Hit List - Lawrence Block [71]
And then he’d said he was out of town, and Maggie said she knew, and he’d been ready to grab her and snap her neck. Just like that.
He’d called up, as requested, to replace his home number on her Caller ID with the number of the pay phone. But was that how Caller ID worked? Did it keep track of just one number at a time? He didn’t have it on his phone, he couldn’t imagine why he’d want it, so he wasn’t too clear on how it worked. And, even if it was the way she’d said it was, how did he know she hadn’t picked up the phone the minute he was out the door? She could have copied the number off the screen before he called back to erase it.
She was, let’s face it, more than a little strange. That had been part of her initial appeal, that offbeat downtown weirdness, though he had to say it had grown less appealing with time. Still, it made it impossible to guess what the woman would do.
If she had the number, she could get the address. She’d mentioned the reverse directory herself, so she knew about it, knew how to get an address to go with a phone number. If she knew all that, and of course she already knew his name, she’d known that from the beginning . . .
But that didn’t mean she knew what he did for a living. Suppose she’d picked up on his reaction, suppose she’d half-sensed that he’d been ready to reach for her and put her down. The fact remained that he hadn’t done anything, hadn’t even acted angry, let alone homicidal. Once he was out the door, once it was clear that she was safe, she’d talk herself out of any alarm she might have felt.
Wouldn’t she?
Back home, he worked on his stamp collection for a few minutes, then put everything away and turned on the TV. He worked his way through the channels two or three times, triggering the remote until his hand was tired, then thumbing the power button and darkening the set. And sat there in what little light came in from the window, looking at the remote in his hand. Looking at his thumb.
Maggie knew he had a murderer’s thumb. She’d pointed it out, called it to his attention.

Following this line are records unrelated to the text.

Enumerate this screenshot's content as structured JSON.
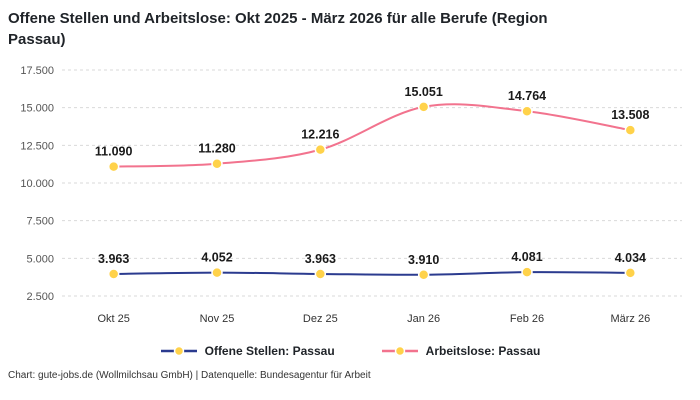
{
  "title": "Offene Stellen und Arbeitslose: Okt 2025 - März 2026 für alle Berufe (Region Passau)",
  "footer": "Chart: gute-jobs.de (Wollmilchsau GmbH) | Datenquelle: Bundesagentur für Arbeit",
  "chart_data": {
    "type": "line",
    "categories": [
      "Okt 25",
      "Nov 25",
      "Dez 25",
      "Jan 26",
      "Feb 26",
      "März 26"
    ],
    "series": [
      {
        "name": "Offene Stellen: Passau",
        "color": "#2b3b8f",
        "values": [
          3963,
          4052,
          3963,
          3910,
          4081,
          4034
        ],
        "labels": [
          "3.963",
          "4.052",
          "3.963",
          "3.910",
          "4.081",
          "4.034"
        ]
      },
      {
        "name": "Arbeitslose: Passau",
        "color": "#f2738e",
        "values": [
          11090,
          11280,
          12216,
          15051,
          14764,
          13508
        ],
        "labels": [
          "11.090",
          "11.280",
          "12.216",
          "15.051",
          "14.764",
          "13.508"
        ]
      }
    ],
    "ylim": [
      2500,
      17500
    ],
    "yticks": [
      2500,
      5000,
      7500,
      10000,
      12500,
      15000,
      17500
    ],
    "ytick_labels": [
      "2.500",
      "5.000",
      "7.500",
      "10.000",
      "12.500",
      "15.000",
      "17.500"
    ],
    "marker_fill": "#ffd24a",
    "grid_color": "#d9d9d9",
    "legend_position": "bottom",
    "grid": "horizontal-dashed"
  }
}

Maybe she’d think about that and put it together with whatever she’d picked up when he’d been ready to reach for her. And maybe she’d factor in the way he was retired at an early age, but went out of town occasionally on special jobs for unspecified corporate employers. And maybe there’d be a hired killer in the headlines, or in some movie she saw, or some TV program. And maybe her eyes would widen, and she’d make a connection, and realize just who he was and what he was.
And then?
Eighteen
* * *
The airport in Orange County was named after John Wayne. Keller got off the plane with a tune running through his head, and he was halfway to the baggage claim before he worked out what it was. The theme from The High and the Mighty.

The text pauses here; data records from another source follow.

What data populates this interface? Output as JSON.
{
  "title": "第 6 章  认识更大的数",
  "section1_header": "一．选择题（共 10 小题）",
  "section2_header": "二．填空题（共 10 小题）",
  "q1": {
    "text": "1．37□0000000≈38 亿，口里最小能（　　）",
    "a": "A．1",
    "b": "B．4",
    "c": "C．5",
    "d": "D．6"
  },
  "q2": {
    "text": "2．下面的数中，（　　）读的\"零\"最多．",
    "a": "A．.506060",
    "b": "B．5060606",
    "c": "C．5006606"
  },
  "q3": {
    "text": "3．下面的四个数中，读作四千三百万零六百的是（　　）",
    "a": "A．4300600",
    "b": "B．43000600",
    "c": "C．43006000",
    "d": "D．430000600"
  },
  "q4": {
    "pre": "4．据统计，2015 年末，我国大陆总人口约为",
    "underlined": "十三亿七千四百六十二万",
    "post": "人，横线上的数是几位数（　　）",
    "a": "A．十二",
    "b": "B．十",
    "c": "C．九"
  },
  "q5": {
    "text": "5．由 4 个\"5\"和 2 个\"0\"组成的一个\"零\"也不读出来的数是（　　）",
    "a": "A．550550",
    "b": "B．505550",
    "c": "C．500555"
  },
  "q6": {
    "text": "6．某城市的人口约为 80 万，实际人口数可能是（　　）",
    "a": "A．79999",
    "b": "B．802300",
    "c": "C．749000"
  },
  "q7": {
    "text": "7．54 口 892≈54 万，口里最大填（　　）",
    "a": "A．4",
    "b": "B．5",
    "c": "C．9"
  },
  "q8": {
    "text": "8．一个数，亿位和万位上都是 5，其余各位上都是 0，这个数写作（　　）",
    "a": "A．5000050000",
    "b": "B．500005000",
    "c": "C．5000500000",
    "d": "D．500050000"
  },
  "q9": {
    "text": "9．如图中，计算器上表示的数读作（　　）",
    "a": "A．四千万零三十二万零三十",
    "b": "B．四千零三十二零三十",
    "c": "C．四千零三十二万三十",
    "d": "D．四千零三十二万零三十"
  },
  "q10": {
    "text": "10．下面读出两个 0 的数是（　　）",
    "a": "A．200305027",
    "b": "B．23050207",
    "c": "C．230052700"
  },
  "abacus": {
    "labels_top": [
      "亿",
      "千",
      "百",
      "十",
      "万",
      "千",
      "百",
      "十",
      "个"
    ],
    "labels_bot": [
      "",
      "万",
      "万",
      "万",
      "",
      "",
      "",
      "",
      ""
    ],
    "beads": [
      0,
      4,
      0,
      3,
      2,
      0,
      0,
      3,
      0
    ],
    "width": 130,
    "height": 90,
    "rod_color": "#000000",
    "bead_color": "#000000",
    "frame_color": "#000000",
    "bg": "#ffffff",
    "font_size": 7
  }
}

Funny how the mind did things like that.
There were half a dozen men standing alongside the baggage claim, some in chauffeur’s livery, all of them holding hand-lettered signs. Keller walked past them without a glance. No one was meeting him—that was policy, now that the mysterious Roger was out there somewhere. Anyway, no one would be expecting him to fly to Orange County, because his assignment was all the way down in La Jolla. La Jolla was a suburb of San Diego, and San Diego had a perfectly good airport of its own, larger and busier than Orange County’s, and not named after anyone.
“Unless you count St. James,” Dot had said. When he looked blank, she told him that San Diego was Spanish for St. James. “Or Santiago,” she said. “San Diego, Santiago. Same guy.”
“Then why do they have two names for him?”